Seperti ini ilustrasinya,
“Ada sebuah keluarga petani, melihat berita
mengenai korupsi dan perpecahan. Sebagai informasi, ini berhasil. Namun sebagai
jalan keluar yang perlu dipublikasikan, ini kurang baik. Petani tersebut akan
mengeluh, akan dipaksa berpikir tentang korupsi, akan mengganggu sistem
psikologi mereka. Seakan berita tersebut bukan merupakan sebuah informasi,
melainkan sebuah pelimpahan tanggungjawab
dimana petani tersebut juga harus memikirkan perihal negara padahal
tugas utama petani adalah bertani, sedang tanggungjawab suatu negara adalah di
kelompok yang diamanahi. Jika petani itu ikut terlibat dalam masalah negara,
itu bukan tanggungjawabnya, melainkan sebuah partisipasi, sebuah sedekah
terhadap Bangsa.”
Jadi, disinilah
peran KPI seharusnya, bukan hanya yang bersifat materi saja yang disensor atau
dihilangkan bagiannya, yang bersifat psikologis dan mengganggu keseimbangan
juga perlu disensor atau kalau bisa dibuang. Maaf jika banyak yang tidak
setuju, ini hanya jalan pikiran subjektif saya.
Kembali ke
’Jangan Manja’, pihak yang terlibat dalam suatu permasalahan jangan manja untuk
mengemis kepada yang tidak terlibat. Lain lagi jika ada yang bersimpati dan
berempati untuk membantu, tapi tidak bisa dengan paksaan. Jika ini terwujud,
rakyat akan tahu barang matangnya, bukan barang mentah yang rakyat disuruh
memasaknya sesuai selera. Dan untuk
manusia Indonesia, sifat ‘jangan manja’ malah sudah menjadi kebiasaan.
Pihak luar bisa
menghancurkan Indonesia, dalam artian kelompok-kelompok yang memegang kuasa
negara, namun tak bisa menghancurkan Rakyat Indonesia. Seperti, pihak luar bisa
menghancurkan Islam dalam artian ulama dan pengurus-pengurus Islam, namun tidak
bisa menghancurkan Kaum Muslimin.
Jadi, untuk
pihak luar yang sedang berniat menghancurkan Indonesia dan menghancurkan Muslim
Indonesia, sebaiknya mikir lagi. Rakyat Indonesia penuh filosofi, pelajari dulu
filosofinya. Dan saya pastikan, tak akan pernah selesai engkau belajar filosofi
Rakyat Indonesia. Karena kita, Bangsa Indonesia sudah lebih lama menjadi Negara
Maju dibandingkan Negara kalian. Kata siapa, Indonesia ini Negara tertinggal.

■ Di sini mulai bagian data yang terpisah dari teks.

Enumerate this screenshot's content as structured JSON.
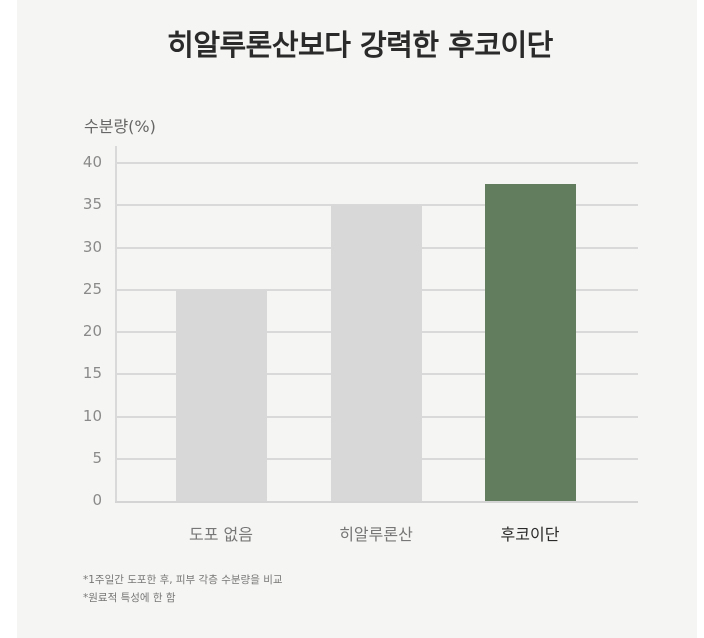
{
  "header": {
    "title": "히알루론산보다 강력한 후코이단"
  },
  "axis": {
    "ylabel": "수분량(%)",
    "ticks": [
      "40",
      "35",
      "30",
      "25",
      "20",
      "15",
      "10",
      "5",
      "0"
    ]
  },
  "categories": [
    {
      "label": "도포 없음",
      "value": 25,
      "color": "#d8d8d8",
      "highlight": false
    },
    {
      "label": "히알루론산",
      "value": 35,
      "color": "#d8d8d8",
      "highlight": false
    },
    {
      "label": "후코이단",
      "value": 37.5,
      "color": "#627c5e",
      "highlight": true
    }
  ],
  "footnotes": [
    "*1주일간 도포한 후, 피부 각층 수분량을 비교",
    "*원료적 특성에 한 함"
  ],
  "chart_data": {
    "type": "bar",
    "title": "히알루론산보다 강력한 후코이단",
    "xlabel": "",
    "ylabel": "수분량(%)",
    "categories": [
      "도포 없음",
      "히알루론산",
      "후코이단"
    ],
    "values": [
      25,
      35,
      37.5
    ],
    "colors": [
      "#d8d8d8",
      "#d8d8d8",
      "#627c5e"
    ],
    "ylim": [
      0,
      40
    ],
    "yticks": [
      0,
      5,
      10,
      15,
      20,
      25,
      30,
      35,
      40
    ],
    "grid": true,
    "legend": "none",
    "annotations": [
      "*1주일간 도포한 후, 피부 각층 수분량을 비교",
      "*원료적 특성에 한 함"
    ]
  }
}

Negara disebut Negara tertingal, dan disebut Negara maju itu jika tujuannya
sama. Menempuh jalan yang sama. Sebagai contoh, saya dan anda ingin pergi ke
Surabaya dari Malang. Saya masih sampai pasuruan, anda sudah sampai Surabaya.
Berarti saya tertinggal.
Begitu pula
dengan Negara, jika yang dimaksud Negara maju adalah ukurannya mengenai MATERI.
Maka Indonesia tidak bisa dikatakan Negara tertinggal, karena tujuan kita bukan
materi. Tujuan Indonesia, murni adalah kepada hal spiritualitas.